風邪だけじゃない!つらい喉の痛み・咳の原因と対処法【内科医監修】

2019年11月21日掲載

「咳」と一口に言っても、その原因や症状はさまざまです。「コンコン」といった乾いた咳が出ることもあれば、「ゴホゴホ」といったタンが絡んだような湿った咳も。また、喉周辺の炎症や風邪が原因で喉の痛みを伴うこともあれば、肺や気管支の疾患にかかっていることもあります。さらには、結核や肺がんといった重篤な病気が潜んでいる恐れも。今回は、咳の原因や考えられる病気・治療法・対処法について内科医の泉岡利於先生に教えていただきました。

医療法人社団宏久会 泉岡医院 院長 泉岡利於

関西医科大学卒業後、済生会野江病院循環器内科、関西医大附属病院心臓血管病センター、門真市阪本蒼生病院内科を経て現職に。現在は大阪内科医会の副会長を務める。

突然始まった咳の原因

突然咳が出始めた場合、以下の疾患が考えられます。


●かぜ症候群・咽頭喉頭炎(いんとうこうとうえん)

咳の原因として最も一般的とも言えるのが、かぜ症候群に伴う咽頭喉頭炎です。

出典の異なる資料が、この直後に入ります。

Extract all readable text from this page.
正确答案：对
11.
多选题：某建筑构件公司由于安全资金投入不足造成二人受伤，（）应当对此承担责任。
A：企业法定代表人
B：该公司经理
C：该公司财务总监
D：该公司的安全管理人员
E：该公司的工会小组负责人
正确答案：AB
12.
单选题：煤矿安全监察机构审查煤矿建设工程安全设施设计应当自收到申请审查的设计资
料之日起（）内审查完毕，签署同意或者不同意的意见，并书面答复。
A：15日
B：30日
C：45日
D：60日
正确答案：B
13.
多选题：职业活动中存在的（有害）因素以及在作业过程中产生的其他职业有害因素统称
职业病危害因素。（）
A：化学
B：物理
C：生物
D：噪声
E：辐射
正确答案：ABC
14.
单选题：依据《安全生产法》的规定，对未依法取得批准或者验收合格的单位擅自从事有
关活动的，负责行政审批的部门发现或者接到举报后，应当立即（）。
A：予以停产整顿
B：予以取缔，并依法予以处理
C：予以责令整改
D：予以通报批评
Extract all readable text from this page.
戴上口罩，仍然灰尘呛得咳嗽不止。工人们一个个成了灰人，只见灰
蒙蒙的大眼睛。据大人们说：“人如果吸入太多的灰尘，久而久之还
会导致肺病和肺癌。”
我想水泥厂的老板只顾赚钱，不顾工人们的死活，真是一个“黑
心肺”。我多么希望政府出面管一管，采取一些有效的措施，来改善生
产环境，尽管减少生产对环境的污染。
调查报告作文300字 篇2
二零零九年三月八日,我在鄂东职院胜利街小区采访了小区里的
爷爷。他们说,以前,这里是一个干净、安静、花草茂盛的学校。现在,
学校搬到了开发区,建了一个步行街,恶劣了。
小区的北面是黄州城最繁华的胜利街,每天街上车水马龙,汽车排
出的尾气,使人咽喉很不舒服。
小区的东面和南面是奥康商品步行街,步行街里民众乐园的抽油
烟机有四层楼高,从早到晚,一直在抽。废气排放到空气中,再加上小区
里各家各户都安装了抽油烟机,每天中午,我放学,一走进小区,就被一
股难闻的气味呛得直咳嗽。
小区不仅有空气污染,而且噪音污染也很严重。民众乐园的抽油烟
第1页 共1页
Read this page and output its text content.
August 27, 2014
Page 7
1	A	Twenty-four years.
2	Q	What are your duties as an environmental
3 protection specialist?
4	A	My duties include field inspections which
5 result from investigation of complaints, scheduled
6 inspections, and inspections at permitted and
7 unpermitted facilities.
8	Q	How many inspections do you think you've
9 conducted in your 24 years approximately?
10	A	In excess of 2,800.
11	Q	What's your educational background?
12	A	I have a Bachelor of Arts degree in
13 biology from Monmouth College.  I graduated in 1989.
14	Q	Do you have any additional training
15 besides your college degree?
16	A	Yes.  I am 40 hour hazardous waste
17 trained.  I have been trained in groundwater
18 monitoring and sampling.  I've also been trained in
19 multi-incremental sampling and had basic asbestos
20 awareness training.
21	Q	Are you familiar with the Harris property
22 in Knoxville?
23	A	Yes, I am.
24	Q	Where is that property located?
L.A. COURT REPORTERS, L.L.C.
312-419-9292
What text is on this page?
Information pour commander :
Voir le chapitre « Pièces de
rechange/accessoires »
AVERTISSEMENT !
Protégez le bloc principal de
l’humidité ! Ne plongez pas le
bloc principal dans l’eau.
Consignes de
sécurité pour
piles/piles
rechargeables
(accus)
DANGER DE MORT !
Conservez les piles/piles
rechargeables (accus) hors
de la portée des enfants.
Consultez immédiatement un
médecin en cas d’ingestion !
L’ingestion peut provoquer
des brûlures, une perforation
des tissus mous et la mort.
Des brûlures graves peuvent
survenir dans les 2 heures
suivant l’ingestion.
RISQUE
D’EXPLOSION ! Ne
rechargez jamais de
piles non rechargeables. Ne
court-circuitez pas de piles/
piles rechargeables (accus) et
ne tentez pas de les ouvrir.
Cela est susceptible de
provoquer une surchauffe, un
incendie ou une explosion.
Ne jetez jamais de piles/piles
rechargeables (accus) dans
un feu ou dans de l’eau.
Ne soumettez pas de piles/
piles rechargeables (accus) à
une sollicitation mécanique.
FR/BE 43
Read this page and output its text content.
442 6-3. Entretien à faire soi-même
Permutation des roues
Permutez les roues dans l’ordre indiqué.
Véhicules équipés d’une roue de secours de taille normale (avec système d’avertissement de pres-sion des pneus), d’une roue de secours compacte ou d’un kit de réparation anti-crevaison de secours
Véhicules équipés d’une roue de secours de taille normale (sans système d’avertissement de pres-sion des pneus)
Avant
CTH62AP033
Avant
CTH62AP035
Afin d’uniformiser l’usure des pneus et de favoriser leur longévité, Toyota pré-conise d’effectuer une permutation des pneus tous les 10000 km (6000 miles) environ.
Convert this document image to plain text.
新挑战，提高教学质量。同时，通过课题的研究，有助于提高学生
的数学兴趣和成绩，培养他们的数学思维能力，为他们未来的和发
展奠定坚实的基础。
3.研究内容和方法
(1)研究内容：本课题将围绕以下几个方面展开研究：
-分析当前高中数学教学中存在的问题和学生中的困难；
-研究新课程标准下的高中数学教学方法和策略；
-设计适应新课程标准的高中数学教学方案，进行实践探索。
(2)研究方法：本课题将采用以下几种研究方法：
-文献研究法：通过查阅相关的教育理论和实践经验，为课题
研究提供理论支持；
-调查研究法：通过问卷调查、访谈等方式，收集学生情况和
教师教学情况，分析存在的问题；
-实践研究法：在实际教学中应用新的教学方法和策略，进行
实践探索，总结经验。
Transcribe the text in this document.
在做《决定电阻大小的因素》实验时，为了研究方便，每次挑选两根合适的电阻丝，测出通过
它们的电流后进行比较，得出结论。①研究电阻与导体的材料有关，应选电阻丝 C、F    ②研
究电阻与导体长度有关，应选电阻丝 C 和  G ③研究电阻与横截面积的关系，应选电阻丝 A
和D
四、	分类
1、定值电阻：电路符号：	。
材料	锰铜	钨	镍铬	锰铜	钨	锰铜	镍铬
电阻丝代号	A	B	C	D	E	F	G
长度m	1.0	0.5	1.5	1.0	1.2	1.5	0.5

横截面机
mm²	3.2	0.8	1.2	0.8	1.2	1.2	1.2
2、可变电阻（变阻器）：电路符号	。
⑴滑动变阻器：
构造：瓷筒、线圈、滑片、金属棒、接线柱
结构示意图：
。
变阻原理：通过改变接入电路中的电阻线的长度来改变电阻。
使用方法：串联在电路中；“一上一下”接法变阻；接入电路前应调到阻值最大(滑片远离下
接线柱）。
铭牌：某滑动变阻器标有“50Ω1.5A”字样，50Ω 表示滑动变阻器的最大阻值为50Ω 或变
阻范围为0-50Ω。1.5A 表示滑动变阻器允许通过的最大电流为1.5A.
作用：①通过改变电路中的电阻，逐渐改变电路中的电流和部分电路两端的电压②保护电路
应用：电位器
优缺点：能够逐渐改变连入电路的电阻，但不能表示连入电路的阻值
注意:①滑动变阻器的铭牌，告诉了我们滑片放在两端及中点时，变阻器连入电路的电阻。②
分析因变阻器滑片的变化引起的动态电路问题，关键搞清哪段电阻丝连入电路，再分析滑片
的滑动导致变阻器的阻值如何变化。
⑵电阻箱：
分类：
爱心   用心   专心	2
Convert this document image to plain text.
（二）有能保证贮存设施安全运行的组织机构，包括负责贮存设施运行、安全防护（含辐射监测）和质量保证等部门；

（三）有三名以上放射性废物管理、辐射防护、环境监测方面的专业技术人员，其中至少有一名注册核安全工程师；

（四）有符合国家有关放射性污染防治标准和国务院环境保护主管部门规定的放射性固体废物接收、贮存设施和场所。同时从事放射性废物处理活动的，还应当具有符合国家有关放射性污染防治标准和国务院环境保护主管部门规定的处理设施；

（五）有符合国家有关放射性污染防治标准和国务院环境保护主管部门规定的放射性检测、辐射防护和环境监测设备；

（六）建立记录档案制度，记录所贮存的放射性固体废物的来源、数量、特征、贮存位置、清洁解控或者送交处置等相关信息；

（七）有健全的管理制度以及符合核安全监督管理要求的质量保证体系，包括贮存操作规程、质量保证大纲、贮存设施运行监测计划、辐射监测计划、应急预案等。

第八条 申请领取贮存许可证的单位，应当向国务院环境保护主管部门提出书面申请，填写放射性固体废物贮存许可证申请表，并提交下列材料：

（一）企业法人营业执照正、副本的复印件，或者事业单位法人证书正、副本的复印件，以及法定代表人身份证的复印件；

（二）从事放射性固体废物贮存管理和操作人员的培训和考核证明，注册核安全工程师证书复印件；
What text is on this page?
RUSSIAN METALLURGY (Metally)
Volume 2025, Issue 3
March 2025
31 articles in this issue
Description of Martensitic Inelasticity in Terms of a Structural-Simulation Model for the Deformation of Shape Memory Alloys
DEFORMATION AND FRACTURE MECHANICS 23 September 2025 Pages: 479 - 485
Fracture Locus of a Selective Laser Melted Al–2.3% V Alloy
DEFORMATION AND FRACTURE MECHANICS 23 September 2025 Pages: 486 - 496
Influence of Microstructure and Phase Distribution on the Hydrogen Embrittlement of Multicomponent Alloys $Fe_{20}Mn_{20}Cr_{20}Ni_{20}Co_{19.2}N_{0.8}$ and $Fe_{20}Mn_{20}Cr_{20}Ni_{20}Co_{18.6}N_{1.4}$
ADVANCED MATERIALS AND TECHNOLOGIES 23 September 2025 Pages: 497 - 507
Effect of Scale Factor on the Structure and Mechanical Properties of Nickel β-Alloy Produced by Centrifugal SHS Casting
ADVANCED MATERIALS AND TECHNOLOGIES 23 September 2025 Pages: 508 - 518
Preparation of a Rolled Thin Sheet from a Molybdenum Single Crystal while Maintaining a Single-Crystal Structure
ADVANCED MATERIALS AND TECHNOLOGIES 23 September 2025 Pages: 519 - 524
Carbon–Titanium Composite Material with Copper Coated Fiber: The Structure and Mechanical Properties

ウイルスによって喉の周辺が炎症を起こし、咳が出ます。発熱や声がれ・喉の痛み・嚥下障害などを併発することもあります。

●気管支炎・肺炎

気管支炎は、鼻や喉の粘膜から侵入したウイルスや細菌が気管支に入り込んで炎症を起こす病気です。さらにウイルスが肺にまで到達すると、肺炎になります。気管支炎や肺炎でも激しい咳が出ます。特に肺炎では「ゼーゼー」とした咳が四六時中出て、息切れや胸の痛みを感じることも。また、38℃以上の高熱が出る人もいます。

なかなか引かない長引く咳の原因

慢性的に咳が続く場合、以下のような疾患が考えられます。


●咳ぜんそく

咳ぜんそくは、慢性の咳を症状とするぜんそくです。一般的なぜんそくと同じように、気道(呼吸をするときの空気の通り道)が狭くなってさまざまな刺激に対して過敏になり咳が出ます。咳ぜんそくはホコリやダニなどのアレルギー物質が原因で発症することが多いとされています。咳の特徴は、「コンコン」といった空咳が2~3週間以上続く点です。風邪が治った後に咳だけが残り、咳ぜんそくに発展することもあります。

●百日咳(ひゃくにちぜき)

百日咳は、百日咳菌に感染して起きる疾患です。最初は風邪と同じような症状から始まりますが、咳だけがひどくなり、名前のとおり100日近く(実際は90日前後)にわたって続きます。「コンコンコンコン……」という連続的で短い咳や、息を吸うときの「ヒューヒュー」と音が特徴です。基本的に症状は咳だけですが発作的な激しい咳が続いて体力が奪われたり、夜間の咳で睡眠不足になったり日常生活に支障を及ぼしかねません。早めに病院を受診して治療を受けましょう。

●逆流性食道炎

逆流性食道炎は、胃酸が食道に逆流することによって慢性的な胸焼けや胃のむかつき・食道粘膜の炎症などが起きる病気。高齢者に多いとされていますが、最近では食生活の変化から若い人にも多い症状です。逆流性食道炎の方も胃酸が上がるときに咳き込んだり、話しているときに咳が止まらなくなったりします。また、寝ているときは酸が上がりやすいので、起きたときに激しく咳き込むことがあります。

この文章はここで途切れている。